All those months later, however, and nothing has happened. Hence a story in Monday's Bankok Post which bemoans the fact that there is "no relief in sight".
It appears that hatchery farmers hit by the tsunami are still struggling to rebuild, complaining of insufficient state aid, falling shrimp prices and other negative factors. In fact, Taweesub Chuayjun, owner of the Lamduan Farm shrimp hatchery farms in Khao Lak district in Phangnga and president of Andaman Shrimp Hatcheries Club, said the plight of hatchery farmers has grown progressively worse since 26 December.
In addition to the tsunami destruction, the price of shrimp has been in continuous decline because of the US anti-dumping penalties. And now they have been further set back by an EU decision to delay until early next year the announcement of which countries will receive reduced tariff rates under the GSP. These were supposed to take effect last week, and last for three years. Instead, the EU has delayed their introduction until the beginning of 2006.
However, it is not all the EU. Farmers are also fretting over a new customs bond requirement by the United States. The US Department of Commerce announced the 5.95 percent anti-dumping tariff on Thai shrimp last December. Then, on March 15, US Customs adopted the new bond rule, requiring higher bonds, amounting to full collateral for the possible punitive dumping tariff. The rule applies across the board to imports of all agriculture or aquaculture products liable to anti-dumping duties.
To comply with the rule, an importer of Thai shrimp must post a bond to the value of the previous financial year's imports multiplied by 5.95 percent, the rate of the anti-dumping duty.

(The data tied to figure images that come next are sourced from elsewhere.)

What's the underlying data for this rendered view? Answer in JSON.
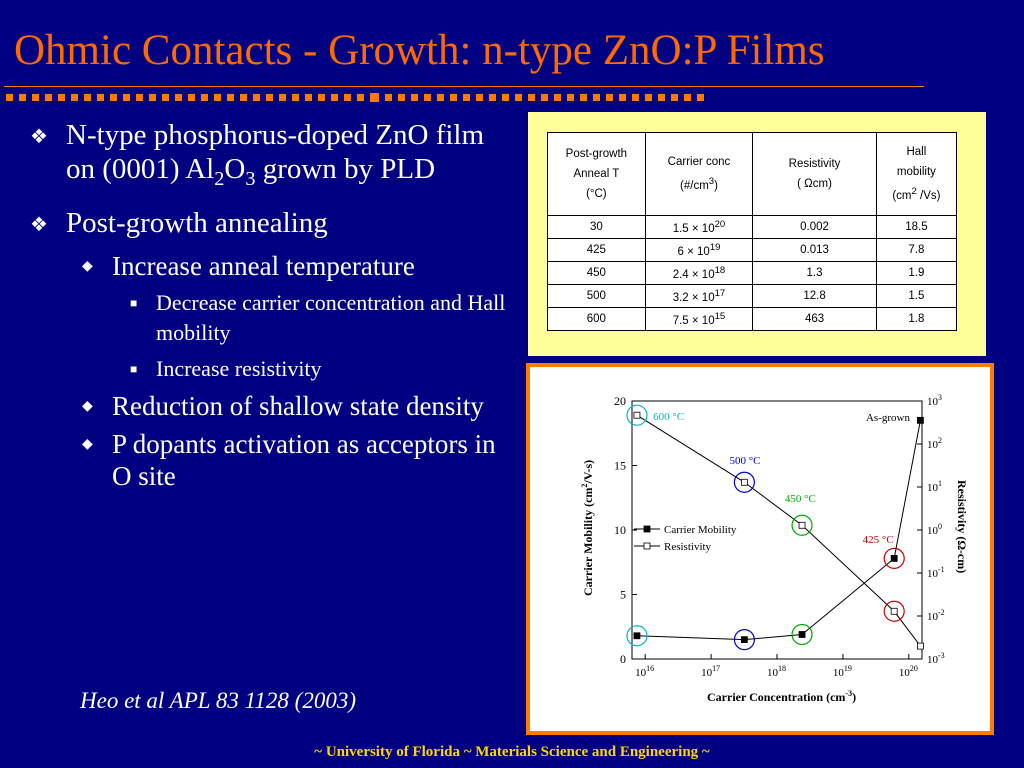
{
  "slide": {
    "title": "Ohmic Contacts - Growth: n-type ZnO:P Films",
    "footer": "~ University of Florida ~ Materials Science and Engineering ~",
    "citation": "Heo et al APL 83 1128 (2003)"
  },
  "bullets": {
    "b1_a": "N-type phosphorus-doped ZnO film on (0001) Al",
    "b1_a_sub1": "2",
    "b1_a_mid": "O",
    "b1_a_sub2": "3",
    "b1_a_end": " grown by PLD",
    "b2": "Post-growth annealing",
    "b2_1": "Increase anneal temperature",
    "b2_1_1": "Decrease carrier concentration and Hall mobility",
    "b2_1_2": "Increase resistivity",
    "b2_2": "Reduction of shallow state density",
    "b2_3": "P dopants activation as acceptors in O site"
  },
  "table": {
    "headers": {
      "anneal_1": "Post-growth",
      "anneal_2": "Anneal T",
      "anneal_3": "(°C)",
      "conc_1": "Carrier conc",
      "conc_2": "(#/cm",
      "conc_sup": "3",
      "conc_3": ")",
      "res_1": "Resistivity",
      "res_2": "( Ωcm)",
      "hall_1": "Hall",
      "hall_2": "mobility",
      "hall_3": "(cm",
      "hall_sup": "2",
      "hall_4": " /Vs)"
    },
    "rows": [
      {
        "t": "30",
        "mant": "1.5  × 10",
        "exp": "20",
        "res": "0.002",
        "mob": "18.5"
      },
      {
        "t": "425",
        "mant": "6  × 10",
        "exp": "19",
        "res": "0.013",
        "mob": "7.8"
      },
      {
        "t": "450",
        "mant": "2.4  × 10",
        "exp": "18",
        "res": "1.3",
        "mob": "1.9"
      },
      {
        "t": "500",
        "mant": "3.2  × 10",
        "exp": "17",
        "res": "12.8",
        "mob": "1.5"
      },
      {
        "t": "600",
        "mant": "7.5  × 10",
        "exp": "15",
        "res": "463",
        "mob": "1.8"
      }
    ]
  },
  "chart_data": {
    "type": "line",
    "xlabel": "Carrier Concentration (cm-3)",
    "ylabel": "Carrier Mobility (cm2/V-s)",
    "y2label": "Resistivity (Ω-cm)",
    "xscale": "log",
    "xlim_exp": [
      15.8,
      20.2
    ],
    "xticks_exp": [
      16,
      17,
      18,
      19,
      20
    ],
    "ylim": [
      0,
      20
    ],
    "yticks": [
      0,
      5,
      10,
      15,
      20
    ],
    "y2scale": "log",
    "y2lim_exp": [
      -3,
      3
    ],
    "y2ticks_exp": [
      3,
      2,
      1,
      0,
      -1,
      -2,
      -3
    ],
    "series": [
      {
        "name": "Carrier Mobility",
        "marker": "filled-square",
        "axis": "left",
        "points": [
          [
            15.875,
            1.8
          ],
          [
            17.505,
            1.5
          ],
          [
            18.38,
            1.9
          ],
          [
            19.778,
            7.8
          ],
          [
            20.176,
            18.5
          ]
        ]
      },
      {
        "name": "Resistivity",
        "marker": "open-square",
        "axis": "right",
        "points": [
          [
            15.875,
            2.67
          ],
          [
            17.505,
            1.11
          ],
          [
            18.38,
            0.11
          ],
          [
            19.778,
            -1.89
          ],
          [
            20.176,
            -2.7
          ]
        ]
      }
    ],
    "annotations": [
      {
        "text": "600 °C",
        "color": "#00b8c8"
      },
      {
        "text": "500 °C",
        "color": "#0000cc"
      },
      {
        "text": "450 °C",
        "color": "#00aa00"
      },
      {
        "text": "425 °C",
        "color": "#cc0000"
      },
      {
        "text": "As-grown",
        "color": "#000000"
      }
    ],
    "legend": "center-left"
  }
}
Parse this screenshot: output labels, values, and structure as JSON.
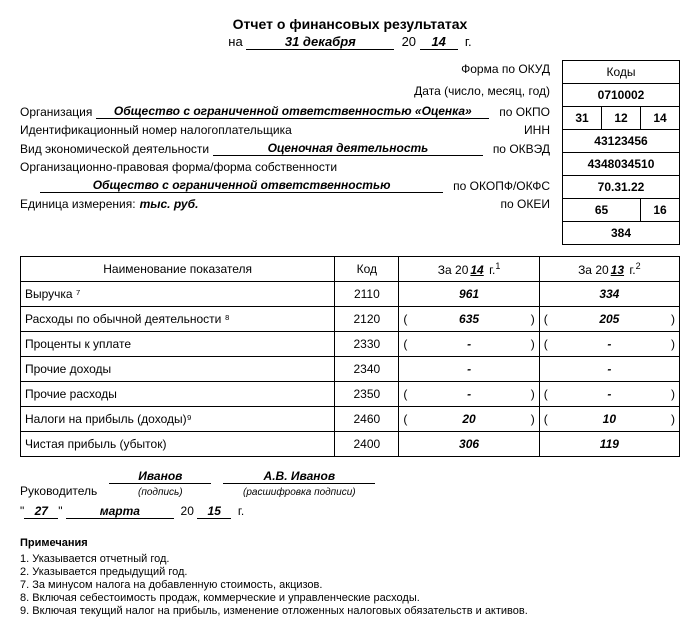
{
  "title": "Отчет о финансовых результатах",
  "subtitle_prefix": "на",
  "date_day_month": "31 декабря",
  "century": "20",
  "year2": "14",
  "year_suffix": "г.",
  "codes_header": "Коды",
  "labels": {
    "form_okud": "Форма по ОКУД",
    "date": "Дата (число, месяц, год)",
    "org": "Организация",
    "po_okpo": "по ОКПО",
    "inn": "Идентификационный номер налогоплательщика",
    "inn_code": "ИНН",
    "activity": "Вид экономической деятельности",
    "po_okved": "по ОКВЭД",
    "legal_form": "Организационно-правовая форма/форма собственности",
    "po_okopf": "по ОКОПФ/ОКФС",
    "unit": "Единица измерения:",
    "po_okei": "по ОКЕИ"
  },
  "org_name": "Общество с ограниченной ответственностью «Оценка»",
  "activity_name": "Оценочная деятельность",
  "legal_form_name": "Общество с ограниченной ответственностью",
  "unit_value": "тыс. руб.",
  "codes": {
    "okud": "0710002",
    "date_d": "31",
    "date_m": "12",
    "date_y": "14",
    "okpo": "43123456",
    "inn": "4348034510",
    "okved": "70.31.22",
    "okopf": "65",
    "okfs": "16",
    "okei": "384"
  },
  "table": {
    "headers": {
      "name": "Наименование показателя",
      "code": "Код",
      "period_prefix": "За 20",
      "year_cur": "14",
      "year_prev": "13",
      "period_suffix": "г."
    },
    "rows": [
      {
        "name": "Выручка ⁷",
        "code": "2110",
        "cur": "961",
        "prev": "334",
        "paren": false
      },
      {
        "name": "Расходы по обычной деятельности ⁸",
        "code": "2120",
        "cur": "635",
        "prev": "205",
        "paren": true
      },
      {
        "name": "Проценты к уплате",
        "code": "2330",
        "cur": "-",
        "prev": "-",
        "paren": true
      },
      {
        "name": "Прочие доходы",
        "code": "2340",
        "cur": "-",
        "prev": "-",
        "paren": false
      },
      {
        "name": "Прочие расходы",
        "code": "2350",
        "cur": "-",
        "prev": "-",
        "paren": true
      },
      {
        "name": "Налоги на прибыль (доходы)⁹",
        "code": "2460",
        "cur": "20",
        "prev": "10",
        "paren": true
      },
      {
        "name": "Чистая прибыль (убыток)",
        "code": "2400",
        "cur": "306",
        "prev": "119",
        "paren": false
      }
    ]
  },
  "sign": {
    "role": "Руководитель",
    "signature": "Иванов",
    "signature_sub": "(подпись)",
    "name": "А.В. Иванов",
    "name_sub": "(расшифровка подписи)",
    "day": "27",
    "month": "марта",
    "year2": "15"
  },
  "notes": {
    "header": "Примечания",
    "items": [
      "1. Указывается отчетный год.",
      "2. Указывается предыдущий год.",
      "7. За минусом налога на добавленную стоимость, акцизов.",
      "8. Включая себестоимость продаж, коммерческие и управленческие расходы.",
      "9. Включая текущий налог на прибыль, изменение отложенных налоговых обязательств и активов."
    ]
  }
}
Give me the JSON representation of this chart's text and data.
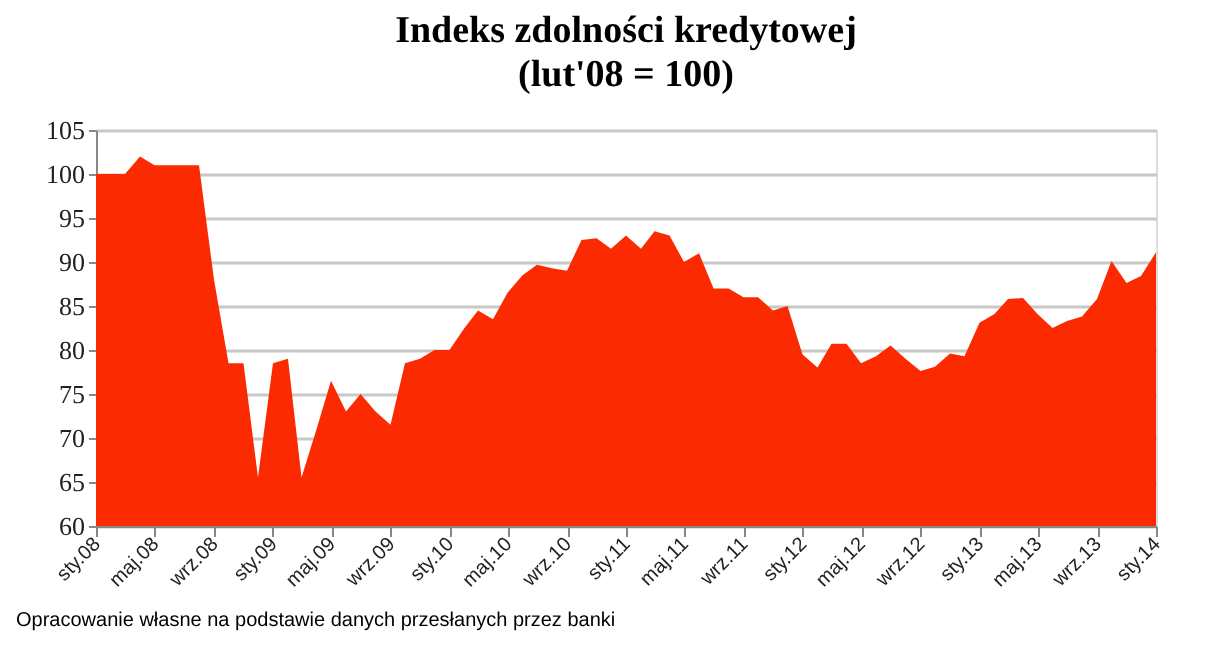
{
  "chart_data": {
    "type": "area",
    "title": "Indeks zdolności kredytowej",
    "subtitle": "(lut'08 = 100)",
    "x": [
      "2008-01",
      "2008-02",
      "2008-03",
      "2008-04",
      "2008-05",
      "2008-06",
      "2008-07",
      "2008-08",
      "2008-09",
      "2008-10",
      "2008-11",
      "2008-12",
      "2009-01",
      "2009-02",
      "2009-03",
      "2009-04",
      "2009-05",
      "2009-06",
      "2009-07",
      "2009-08",
      "2009-09",
      "2009-10",
      "2009-11",
      "2009-12",
      "2010-01",
      "2010-02",
      "2010-03",
      "2010-04",
      "2010-05",
      "2010-06",
      "2010-07",
      "2010-08",
      "2010-09",
      "2010-10",
      "2010-11",
      "2010-12",
      "2011-01",
      "2011-02",
      "2011-03",
      "2011-04",
      "2011-05",
      "2011-06",
      "2011-07",
      "2011-08",
      "2011-09",
      "2011-10",
      "2011-11",
      "2011-12",
      "2012-01",
      "2012-02",
      "2012-03",
      "2012-04",
      "2012-05",
      "2012-06",
      "2012-07",
      "2012-08",
      "2012-09",
      "2012-10",
      "2012-11",
      "2012-12",
      "2013-01",
      "2013-02",
      "2013-03",
      "2013-04",
      "2013-05",
      "2013-06",
      "2013-07",
      "2013-08",
      "2013-09",
      "2013-10",
      "2013-11",
      "2013-12",
      "2014-01"
    ],
    "series": [
      {
        "color": "#fb2a00",
        "values": [
          100,
          100,
          100,
          102,
          101,
          101,
          101,
          101,
          88,
          78.5,
          78.5,
          65.5,
          78.5,
          79,
          65.5,
          71,
          76.5,
          73,
          75,
          73,
          71.5,
          78.5,
          79,
          80,
          80,
          82.5,
          84.5,
          83.5,
          86.5,
          88.5,
          89.7,
          89.3,
          89,
          92.5,
          92.7,
          91.5,
          93,
          91.5,
          93.5,
          93,
          90,
          91,
          87,
          87,
          86,
          86,
          84.5,
          85,
          79.5,
          78,
          80.7,
          80.7,
          78.5,
          79.3,
          80.5,
          79,
          77.6,
          78.1,
          79.6,
          79.3,
          83.1,
          84.1,
          85.8,
          85.9,
          84.1,
          82.5,
          83.3,
          83.8,
          85.8,
          90.1,
          87.6,
          88.4,
          91.1
        ]
      }
    ],
    "xlim": [
      "2008-01",
      "2014-01"
    ],
    "xticks": [
      {
        "value": "2008-01",
        "label": "sty.08"
      },
      {
        "value": "2008-05",
        "label": "maj.08"
      },
      {
        "value": "2008-09",
        "label": "wrz.08"
      },
      {
        "value": "2009-01",
        "label": "sty.09"
      },
      {
        "value": "2009-05",
        "label": "maj.09"
      },
      {
        "value": "2009-09",
        "label": "wrz.09"
      },
      {
        "value": "2010-01",
        "label": "sty.10"
      },
      {
        "value": "2010-05",
        "label": "maj.10"
      },
      {
        "value": "2010-09",
        "label": "wrz.10"
      },
      {
        "value": "2011-01",
        "label": "sty.11"
      },
      {
        "value": "2011-05",
        "label": "maj.11"
      },
      {
        "value": "2011-09",
        "label": "wrz.11"
      },
      {
        "value": "2012-01",
        "label": "sty.12"
      },
      {
        "value": "2012-05",
        "label": "maj.12"
      },
      {
        "value": "2012-09",
        "label": "wrz.12"
      },
      {
        "value": "2013-01",
        "label": "sty.13"
      },
      {
        "value": "2013-05",
        "label": "maj.13"
      },
      {
        "value": "2013-09",
        "label": "wrz.13"
      },
      {
        "value": "2014-01",
        "label": "sty.14"
      }
    ],
    "ylim": [
      60,
      105
    ],
    "yticks": [
      60,
      65,
      70,
      75,
      80,
      85,
      90,
      95,
      100,
      105
    ],
    "grid": "y",
    "annotations": [
      "Opracowanie własne na podstawie danych przesłanych przez banki"
    ]
  }
}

The bonds are valid for a year, but cannot be redeemed until after three years, creating a situation where companies need to have two or three bonds running concurrently, which few can afford. As a result, exporters are trimming orders from shrimp farms, which in turn has hurt hatcheries.
According to Mr Taweesub, his farm now sells one million shrimp fry for about £275, a significant decline from £1,200 in the recent past. Worse still, he said, because of the poor market, shrimp farms are delaying or refusing fry purchases, forcing the hatcheries farms to offer them at least four months' credit as an incentive.
"Over the last six months, we have tried our best to stand on our own feet," he said. "We have formed the Andaman Shrimp Hatcheries Club to create greater bargaining power. Despite that, we are now in a terrible plight and are all deeply depressed." According to Mr Taweesub, the hatchery farmers, most of whom do not own the land on which they operate, find it difficult to access loans to rebuild their farms.
"The [financial institutions] generally require collateral, but most of us just lease the property," he said. "Once we apply for loans at the Bank for Agriculture and Agricultural Co-operatives (BAAC), we have to form a group with at least five people for a maximum loan of £4,000 each, and act as one another's guarantor." But £4,000 will only keep the average hatchery running for three or four months, he said.
Phangnga's hatchery farmers were the hardest hit by the tsunami. They account for about 50 percent of the shrimp fry supply. Shrimp farmers along the Andaman also were critical of the state financial aid of just £275 per person, and called it insignificant compared with the losses the farming industry sustained. Mr Taweesub said the affected hatchery farmers appealed for more financial aid but had yet to see any help.
But hey! Doesn’t Mr Taweesub know that the caravan has moved on? The tsunami is sooo yesterday, dahlings. We're all into Africa with that lovely Mr Gandolf.